My outgoing email goes to bulk or junk folder.

joeyluu

New Member
Hi,
I send a test email to my yahoo, gmail, hotmail, and aol email account from Outlook Express.
The email on gmail goes to inbox, but the other 3 marks it spam and was in the bulk/junk folder.

I have setup SPF and reverse DNS records.
I have ran dnsstuff and got 1 failure and 1 warning.
Code:
Failure: [COLOR=BLACK]Single Point of Failure[/COLOR]
ERROR: Although you have at least 2 NS records, they both point to the same server, resulting in a single point of failure. You are required to have at least 2 nameservers per RFC 1035 section 2.2.

Warning: Nameservers on separate class C's
WARNING: All of your nameservers (listed at the parent nameservers) are in the same Class C (technically, /24) address space, which means that they are probably at the same physical location. Your nameservers should be at geographically dispersed locations. You should not have all of your nameservers at the same location. RFC2182 3.1 goes into more detail about secondary nameserver location.
Any suggestion on how I can make it go to the inbox instead of the bulk/junk folder? Or is there something else that I forgot to do?
 
I have the same problem. wathing this topic:confused:

I remember some where out there I saw some solutions but can't remember where
 
I agree hotmail causes lots of headaches, but still we can't just say it is their fault.

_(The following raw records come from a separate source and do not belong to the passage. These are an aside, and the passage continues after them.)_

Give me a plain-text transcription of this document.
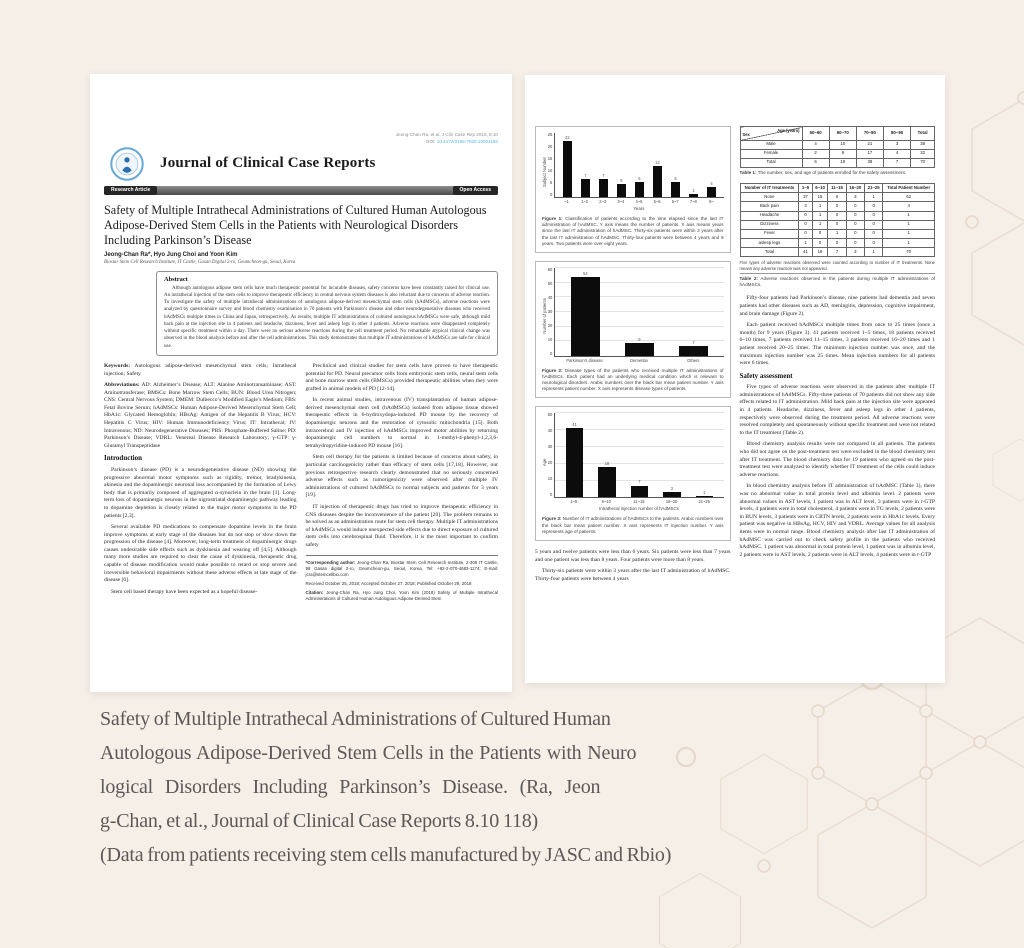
Jeong-Chan Ra, et al. J Clin Case Rep 2018, 8:10
DOI: 10.4172/2165-7920.10001183
Journal of Clinical Case Reports
Research Article	Open Access
Safety of Multiple Intrathecal Administrations of Cultured Human Autologous Adipose-Derived Stem Cells in the Patients with Neurological Disorders Including Parkinson’s Disease
Jeong-Chan Ra*, Hyo Jung Choi and Yoon Kim
Biostar Stem Cell Research Institute, IT Castle, Gasan Digital 2-ro, Geumcheon-gu, Seoul, Korea
Abstract

Although autologous adipose stem cells have much therapeutic potential for incurable diseases, safety concerns have been constantly raised for clinical use. An intrathecal injection of the stem cells to improve therapeutic efficiency in central nervous system diseases is also reluctant due to concerns of adverse reaction. To investigate the safety of multiple intrathecal administrations of autologous adipose-derived mesenchymal stem cells (hAdMSCs), adverse reactions were analyzed by questionnaire survey and blood chemistry examination in 70 patients with Parkinson’s disease and other neurodegenerative diseases who received hAdMSCs multiple times in China and Japan, retrospectively. As results, multiple IT administrations of cultured autologous hAdMSCs were safe, although mild back pain at the injection site in 4 patients and headache, dizziness, fever and asleep legs in other 4 patients. Adverse reactions were disappeared completely without specific treatment within a day. There were no serious adverse reactions during the cell treatment period. No remarkable atypical clinical change was observed in the blood analysis before and after the cell administrations. This study demonstrates that multiple IT administrations of hAdMSCs are safe for clinical use.

Keywords: Autologous adipose-derived mesenchymal stem cells; Intrathecal injection; Safety

Abbreviations: AD: Alzheimer’s Disease; ALT: Alanine Aminotransaminase; AST: Aminotransferase; BMSCs: Bone Marrow Stem Cells; BUN: Blood Urea Nitrogen; CNS: Central Nervous System; DMEM: Dulbecco’s Modified Eagle’s Medium; FBS: Fetal Bovine Serum; hAdMSCs: Human Adipose-Derived Mesenchymal Stem Cell; HbA1c: Glycated Hemoglobin; HBsAg: Antigen of the Hepatitis B Virus; HCV: Hepatitis C Virus; HIV: Human Immunodeficiency Virus; IT: Intrathecal; IV: Intravenous; ND: Neurodegenerative Diseases; PBS: Phosphate-Buffered Saline; PD: Parkinson’s Disease; VDRL: Venereal Disease Research Laboratory; γ-GTP: γ-Glutamyl Transpeptidase

Introduction

Parkinson’s disease (PD) is a neurodegenerative disease (ND) showing the progressive abnormal motor symptoms such as rigidity, tremor, bradykinesia, akinesia and the dopaminergic neuronal loss accompanied by the formation of Lewy body that is primarily composed of aggregated α-synuclein in the brain [1]. Long-term loss of dopaminergic neurons in the nigrostriatal dopaminergic pathway leading to dopamine depletion is closely related to the major motor symptoms in the PD patients [2,3].

Several available PD medications to compensate dopamine levels in the brain improve symptoms at early stage of the diseases but do not stop or slow down the progression of the disease [4]. Moreover, long-term treatment of dopaminergic drugs causes undesirable side effects such as dyskinesia and wearing off [4,5]. Although many more studies are required to clear the cause of dyskinesia, therapeutic drug capable of disease modification would make possible to retard or stop severe and irreversible behavioral impairments without these adverse effects at late stage of the disease [6].

Stem cell based therapy have been expected as a hopeful disease-

Preclinical and clinical studies for stem cells have proven to have therapeutic potential for PD. Neural precursor cells from embryonic stem cells, neural stem cells and bone marrow stem cells (BMSCs) provided therapeutic abilities when they were grafted in animal models of PD [12-14].

In recent animal studies, intravenous (IV) transplantation of human adipose-derived mesenchymal stem cell (hAdMSCs) isolated from adipose tissue showed therapeutic effects in 6-hydroxydopa-induced PD mouse by the recovery of dopaminergic neurons and the restoration of cytosolic mitochondria [15]. Both intracerebral and IV injection of hAdMSCs improved motor abilities by returning dopaminergic cell numbers to normal in 1-methyl-4-phenyl-1,2,3,6-tetrahydropyridine-induced PD mouse [16].

Stem cell therapy for the patients is limited because of concerns about safety, in particular carcinogenicity rather than efficacy of stem cells [17,18]. However, our previous retrospective research clearly demonstrated that no seriously concerned adverse effects such as tumorigenicity were observed after multiple IV administrations of cultured hAdMSCs to normal subjects and patients for 3 years [19].

IT injection of therapeutic drugs has tried to improve therapeutic efficiency in CNS diseases despite the inconvenience of the patient [20]. The problem remains to be solved as an administration route for stem cell therapy. Multiple IT administrations of hAdMSCs would induce unexpected side effects due to direct exposure of cultured stem cells into cerebrospinal fluid. Therefore, it is the most important to confirm safety

*Corresponding author: Jeong-Chan Ra, Biostar Stem Cell Research Institute, 2-305 IT Castle, 98 Gasan digital 2-ro, Geumcheon-gu, Seoul, Korea, Tel: +82-2-070-4683-1174; E-mail: jcra@stemcellbio.com

Received October 25, 2018; Accepted October 27, 2018; Published October 29, 2018

Citation: Jeong-Chan Ra, Hyo Jung Choi, Yoon Kim (2018) Safety of Multiple Intrathecal Administrations of Cultured Human Autologous Adipose-Derived Stem

Subject Number
25
20
15
10
5
0
22
7	7
5
6
12
6
1
4
~1	1~2	2~3	3~4	4~5	5~6	6~7	7~8	8~
Years
Figure 1: Classification of patients according to the time elapsed since the last IT administration of hAdMSC. Y axis means the number of patients. X axis means years since the last IT administration of hAdMSC. Thirty-six patients were within 3 years after the last IT administration of hAdMSC. Thirty-four patients were between 4 years and 9 years. Two patients were over eight years.
Number of patients
60
50
40
30
20
10
0
54
9
7
Parkinson’s disease	Dementia	Others
Figure 2: Disease types of the patients who received multiple IT administrations of hAdMSCs. Each patient had an underlying medical condition which is relevant to neurological disorders. Arabic numbers over the black bar mean patient number. Y axis represents patient number. X axis represents disease types of patients.
Age
50
40
30
20
10
0
41
18
7
3
1
1~5	6~10	11~15	16~20	21~25
Intrathecal injection number of hAdMSCs
Figure 3: Number of IT administrations of hAdMSCs to the patients. Arabic numbers over the black bar mean patient number. X axis represents IT injection number. Y axis represents age of patients.

5 years and twelve patients were less than 6 years. Six patients were less than 7 years and one patient was less than 8 years. Four patients were more than 8 years.

Thirty-six patients were within 3 years after the last IT administration of hAdMSC. Thirty-four patients were between 4 years

Age (years)
Sex	50~60	60~70	70~80	80~90	Total
Male	4	10	21	3	38
Female	2	9	17	4	32
Total	6	19	38	7	70
Table 1: The number, sex, and age of patients enrolled for the safety assessment.
Number of IT treatments	1~5	6~10	11~15	16~20	21~25	Total Patient Number
None	37	15	6	3	1	62
Back pain	3	1	0	0	0	4
Headache	0	1	0	0	0	1
Dizziness	0	1	0	0	0	1
Fever	0	0	1	0	0	1
asleep legs	1	0	0	0	0	1
Total	41	18	7	3	1	70
Five types of adverse reactions observed were counted according to number of IT treatments. None means any adverse reaction was not appeared.
Table 2: Adverse reactions observed in the patients during multiple IT administrations of hAdMSCs.

Fifty-four patients had Parkinson’s disease, nine patients had dementia and seven patients had other diseases such as AD, meningitis, depression, cognitive impairment, and brain damage (Figure 2).

Each patient received hAdMSCs multiple times from once to 25 times (once a month) for 9 years (Figure 3). 41 patients received 1~5 times, 18 patients received 6~10 times, 7 patients received 11~15 times, 3 patients received 16~20 times and 1 patient received 20~25 times. The minimum injection number was once, and the maximum injection number was 25 times. Mean injection numbers for all patients were 6 times.

Safety assessment

Five types of adverse reactions were observed in the patients after multiple IT administrations of hAdMSCs. Fifty-three patients of 70 patients did not show any side effects related to IT administration. Mild back pain at the injection site were appeared in 4 patients. Headache, dizziness, fever and asleep legs in other 4 patients, respectively were observed during the treatment period. All adverse reactions were resolved completely and spontaneously without specific treatment and were not related to the IT treatment (Table 2).

Blood chemistry analysis results were not compared in all patients. The patients who did not agree on the post-treatment test were excluded in the blood chemistry test after IT treatment. The blood chemistry data for 19 patients who agreed on the post-treatment test were analyzed to identify whether IT treatment of the cells could induce adverse reactions.

In blood chemistry analysis before IT administration of hAdMSC (Table 3), there was no abnormal value in total protein level and albumin level. 2 patients were abnormal values in AST levels, 1 patient was in ALT level, 3 patients were in r-GTP levels, 4 patients were in total cholesterol, 4 patients were in TG levels, 2 patients were in BUN levels, 3 patients were in CRTN levels, 2 patients were in HbA1c levels. Every patient was negative in HBsAg, HCV, HIV and VDRL. Average values for all analysis items were in normal range. Blood chemistry analysis after last IT administration of hAdMSC was carried out to check safety profile in the patients who received hAdMSC. 1 patient was abnormal in total protein level, 1 patient was in albumin level, 2 patients were in AST levels, 2 patients were in ALT levels, 4 patients were in r-GTP

Safety of Multiple Intrathecal Administrations of Cultured Human
Autologous Adipose-Derived Stem Cells in the Patients with Neuro
logical Disorders Including Parkinson’s Disease. (Ra, Jeon
g-Chan, et al., Journal of Clinical Case Reports 8.10 118)
(Data from patients receiving stem cells manufactured by JASC and Rbio)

My customers could/can send e-mail to hotmail with their old/other hosting accounts. I can send e-mail to yahoo and gmail just fine, only problem is hotmail. If anyone can send e-mail to hotmail, I would like to hear how they achieved this.

I am about to get a new VPS for just email testing. Millions of people have hotmail emails, I can't just ignore them. 40% of our visitors have hotmail e-mails. That means losing half of them due to this issue.
 
I agree hotmail causes lots of headaches, but still we can't just say it is their fault.

We can say that because it's true. They have an appeals process to get off their blacklist but I've never heard of anyone having any luck with that whatsoever. You could be the first.
 
I agree hotmail causes lots of headaches, but still we can't just say it is their fault.

Darn right we can say that!!! They're the only people blocking their users from receiving legitimate e-mails. AOL was much in the same boat for a while.

Whose fault is it if it's not theirs?
 
The MSN mailer daemon is, shall we say, "special". Even with approved senders the success rate is not that good, and forget about trying to send an attachment. There is no real reason why anybody should use such a broken system.